Bien sûr, ce serait facile de dire que c'était une lecture facile puisque je l'ai lu aussi facilement. Il n'en est rien.
Déjà, l'héroïne est hors norme. Si les femmes flics sont déjà peu représentées dans la littérature policière, que dire des femmes détectives privées ? Que dire aussi des femmes qui ont atteint la cinquantaine, et qui ont fait le choix – définitif – de ne pas avoir d'enfants, sans se justifier à tout bout de champs. Elle est restée proche de son ex-mari, policier, qui a mis fin à leur mariage pour cette raison, justement. Son travail de détective privé n'est pas toujours très exaltant, entre routine et opération franchement ennuyeuse. Seulement, l'affaire qui se présente à elle est différente. C'est Dan, son colocataire, oiseau de nuit, qui lui a trouvé ce client. Point positif : Diou n'a aucun préjugé, contrairement à d'autres enquêteurs, et le fait que Dorian veuille faire toute la lumière sur la mort de son compagnon, assassiné au cours d'un jeu érotique qui a mal tourné selon la police, est tout à fait dans ses cordes. Problème – et de taille : Dorian est assassiné à son tour, visiblement par le même assassin. Encore un jeu sexuel qui aurait mal tourné ? Les clichés ont désormais la vie dure, mais c'est tellement facile de foncer dans la première piste qui se présente !

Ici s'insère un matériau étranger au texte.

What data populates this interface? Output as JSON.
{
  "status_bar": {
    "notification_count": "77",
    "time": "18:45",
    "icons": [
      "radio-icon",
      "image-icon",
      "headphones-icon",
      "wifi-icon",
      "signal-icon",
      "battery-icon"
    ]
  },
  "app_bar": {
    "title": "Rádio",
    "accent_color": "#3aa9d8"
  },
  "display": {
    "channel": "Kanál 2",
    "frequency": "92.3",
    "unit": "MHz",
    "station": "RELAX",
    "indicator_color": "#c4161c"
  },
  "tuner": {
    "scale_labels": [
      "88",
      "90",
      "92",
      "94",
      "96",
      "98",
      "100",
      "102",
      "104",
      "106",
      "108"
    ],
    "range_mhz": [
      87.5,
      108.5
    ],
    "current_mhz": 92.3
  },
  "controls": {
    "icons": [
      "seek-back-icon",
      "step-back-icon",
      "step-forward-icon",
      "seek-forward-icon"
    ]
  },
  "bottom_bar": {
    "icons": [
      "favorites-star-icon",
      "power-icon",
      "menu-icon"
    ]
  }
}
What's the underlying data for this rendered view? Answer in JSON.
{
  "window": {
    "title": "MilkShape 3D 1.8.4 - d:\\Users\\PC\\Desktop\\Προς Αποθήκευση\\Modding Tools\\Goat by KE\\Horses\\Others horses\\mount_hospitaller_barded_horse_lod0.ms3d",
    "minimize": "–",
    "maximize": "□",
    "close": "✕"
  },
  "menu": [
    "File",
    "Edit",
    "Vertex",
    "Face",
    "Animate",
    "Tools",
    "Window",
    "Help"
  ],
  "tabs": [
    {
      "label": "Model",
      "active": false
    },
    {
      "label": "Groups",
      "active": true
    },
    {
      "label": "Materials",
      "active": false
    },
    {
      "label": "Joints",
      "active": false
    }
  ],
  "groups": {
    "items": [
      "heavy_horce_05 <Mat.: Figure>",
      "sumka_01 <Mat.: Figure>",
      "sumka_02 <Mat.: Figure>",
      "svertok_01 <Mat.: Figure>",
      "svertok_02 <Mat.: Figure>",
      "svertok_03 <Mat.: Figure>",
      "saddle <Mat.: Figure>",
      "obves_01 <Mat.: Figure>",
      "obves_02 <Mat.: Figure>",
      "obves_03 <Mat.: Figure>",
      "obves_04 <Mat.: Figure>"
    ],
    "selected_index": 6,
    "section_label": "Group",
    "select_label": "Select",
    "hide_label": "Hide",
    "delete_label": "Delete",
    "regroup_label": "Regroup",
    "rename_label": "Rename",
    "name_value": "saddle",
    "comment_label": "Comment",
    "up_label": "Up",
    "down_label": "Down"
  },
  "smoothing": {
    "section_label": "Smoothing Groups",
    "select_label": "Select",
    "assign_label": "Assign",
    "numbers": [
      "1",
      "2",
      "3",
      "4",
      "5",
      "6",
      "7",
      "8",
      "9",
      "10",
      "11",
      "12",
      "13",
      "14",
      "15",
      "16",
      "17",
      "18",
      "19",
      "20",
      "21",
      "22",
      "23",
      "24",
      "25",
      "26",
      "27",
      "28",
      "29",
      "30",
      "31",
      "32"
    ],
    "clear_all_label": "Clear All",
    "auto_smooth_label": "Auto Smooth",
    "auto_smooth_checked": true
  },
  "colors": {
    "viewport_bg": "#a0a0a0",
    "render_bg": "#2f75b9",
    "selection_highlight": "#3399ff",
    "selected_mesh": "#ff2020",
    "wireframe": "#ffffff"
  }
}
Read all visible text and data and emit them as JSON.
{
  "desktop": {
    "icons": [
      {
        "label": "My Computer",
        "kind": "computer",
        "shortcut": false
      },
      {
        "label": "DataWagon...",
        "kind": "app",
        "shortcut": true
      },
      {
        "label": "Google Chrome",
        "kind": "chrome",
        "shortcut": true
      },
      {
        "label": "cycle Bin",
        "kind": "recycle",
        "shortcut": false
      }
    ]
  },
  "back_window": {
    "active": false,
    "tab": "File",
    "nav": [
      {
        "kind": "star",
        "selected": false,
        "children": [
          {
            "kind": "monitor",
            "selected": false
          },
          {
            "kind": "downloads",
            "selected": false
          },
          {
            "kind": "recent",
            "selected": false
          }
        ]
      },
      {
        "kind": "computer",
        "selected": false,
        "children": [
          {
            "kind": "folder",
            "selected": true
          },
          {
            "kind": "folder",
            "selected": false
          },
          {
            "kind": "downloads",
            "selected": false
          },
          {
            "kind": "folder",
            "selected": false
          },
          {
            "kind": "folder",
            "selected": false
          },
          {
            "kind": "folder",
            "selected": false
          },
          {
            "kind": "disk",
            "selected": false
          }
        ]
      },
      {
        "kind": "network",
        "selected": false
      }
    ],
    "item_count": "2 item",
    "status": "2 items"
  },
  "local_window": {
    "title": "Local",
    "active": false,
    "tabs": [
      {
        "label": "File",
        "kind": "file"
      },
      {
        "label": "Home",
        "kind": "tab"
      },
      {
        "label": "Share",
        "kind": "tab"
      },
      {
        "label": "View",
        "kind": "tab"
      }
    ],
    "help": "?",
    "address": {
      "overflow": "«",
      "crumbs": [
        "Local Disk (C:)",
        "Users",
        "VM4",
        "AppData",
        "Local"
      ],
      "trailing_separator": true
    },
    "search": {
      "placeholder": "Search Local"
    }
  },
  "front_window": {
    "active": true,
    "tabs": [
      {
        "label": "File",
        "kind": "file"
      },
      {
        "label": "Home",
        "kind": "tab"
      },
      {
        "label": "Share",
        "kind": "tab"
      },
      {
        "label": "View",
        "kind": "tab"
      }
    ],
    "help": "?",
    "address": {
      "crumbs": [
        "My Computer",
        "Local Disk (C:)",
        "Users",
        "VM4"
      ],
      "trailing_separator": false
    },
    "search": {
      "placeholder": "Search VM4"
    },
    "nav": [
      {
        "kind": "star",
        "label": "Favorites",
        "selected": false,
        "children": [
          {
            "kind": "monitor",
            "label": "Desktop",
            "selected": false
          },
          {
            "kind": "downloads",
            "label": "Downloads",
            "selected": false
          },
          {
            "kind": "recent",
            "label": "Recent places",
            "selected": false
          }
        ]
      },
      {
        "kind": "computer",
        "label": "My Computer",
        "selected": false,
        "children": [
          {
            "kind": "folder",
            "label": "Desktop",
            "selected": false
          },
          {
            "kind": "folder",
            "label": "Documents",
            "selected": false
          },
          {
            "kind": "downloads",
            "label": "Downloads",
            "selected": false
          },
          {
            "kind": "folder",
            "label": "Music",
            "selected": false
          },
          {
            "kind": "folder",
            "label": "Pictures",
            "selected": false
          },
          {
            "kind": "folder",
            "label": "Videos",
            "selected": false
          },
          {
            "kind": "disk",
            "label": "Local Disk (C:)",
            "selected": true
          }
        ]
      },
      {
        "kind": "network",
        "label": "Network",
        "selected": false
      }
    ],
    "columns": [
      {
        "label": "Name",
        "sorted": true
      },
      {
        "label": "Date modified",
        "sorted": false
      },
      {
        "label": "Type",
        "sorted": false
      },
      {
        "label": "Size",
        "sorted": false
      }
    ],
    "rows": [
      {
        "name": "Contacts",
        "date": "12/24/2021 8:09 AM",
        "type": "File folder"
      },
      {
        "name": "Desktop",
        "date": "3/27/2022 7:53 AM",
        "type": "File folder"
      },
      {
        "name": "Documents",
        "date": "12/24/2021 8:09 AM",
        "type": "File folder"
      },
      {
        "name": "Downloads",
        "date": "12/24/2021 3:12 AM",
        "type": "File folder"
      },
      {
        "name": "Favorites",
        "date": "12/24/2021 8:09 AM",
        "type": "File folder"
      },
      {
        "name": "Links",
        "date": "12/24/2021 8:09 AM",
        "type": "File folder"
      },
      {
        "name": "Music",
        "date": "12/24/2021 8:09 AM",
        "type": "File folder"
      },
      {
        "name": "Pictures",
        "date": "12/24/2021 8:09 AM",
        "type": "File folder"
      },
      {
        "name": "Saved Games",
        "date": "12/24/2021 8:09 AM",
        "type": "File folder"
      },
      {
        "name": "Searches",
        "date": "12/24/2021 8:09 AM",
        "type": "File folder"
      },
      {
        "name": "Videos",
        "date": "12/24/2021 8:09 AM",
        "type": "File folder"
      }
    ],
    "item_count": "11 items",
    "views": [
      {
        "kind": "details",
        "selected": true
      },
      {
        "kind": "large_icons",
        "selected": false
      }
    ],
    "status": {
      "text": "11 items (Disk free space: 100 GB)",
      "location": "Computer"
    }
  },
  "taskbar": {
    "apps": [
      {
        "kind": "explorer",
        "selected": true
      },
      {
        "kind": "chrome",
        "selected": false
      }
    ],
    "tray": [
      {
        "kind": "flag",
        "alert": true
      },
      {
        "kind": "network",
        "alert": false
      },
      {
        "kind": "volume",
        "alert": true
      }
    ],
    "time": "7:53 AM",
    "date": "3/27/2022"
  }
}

Ce que j'ai aimé, c'est, en plus de la personnalité de Diou, la galerie de personnages haut en couleurs qui entoure la détective. Il y a Jo, son ex-mari, toujours prêt à l'aider, même s'il conserve sa mentalité d'enquêteur de police. il est aussi ses héros du quotidien, qui, tel monsieur Amédée d'un bon coup de marteau vous envoie un agresseur au tapis, voire au-delà. Il est des personnes aussi qui naviguent entre les deux, ni bons, ni réellement mauvais comme le frère de la seconde victime.
Et si le véritable personnage, c'était la ville de Nice, avec ses vieux quartiers, ses rues où il est parfois difficile de circuler, ses habitants et ses magouilles aussi ? Nice est au coeur de l'intrigue, qui n'aurait pu se passer ailleurs. Elle nous rappelle aussi qu'elle n'est pas loin de la frontière italienne, et qu'il est des personnes, humaines (ce n'est pas toujours un pléonasme) qui pensent à aider autrui.
Boccanera – un roman haut en couleurs qui vous plaira à condition de ne pas être frileux.
Lien : https://deslivresetsharon.wo..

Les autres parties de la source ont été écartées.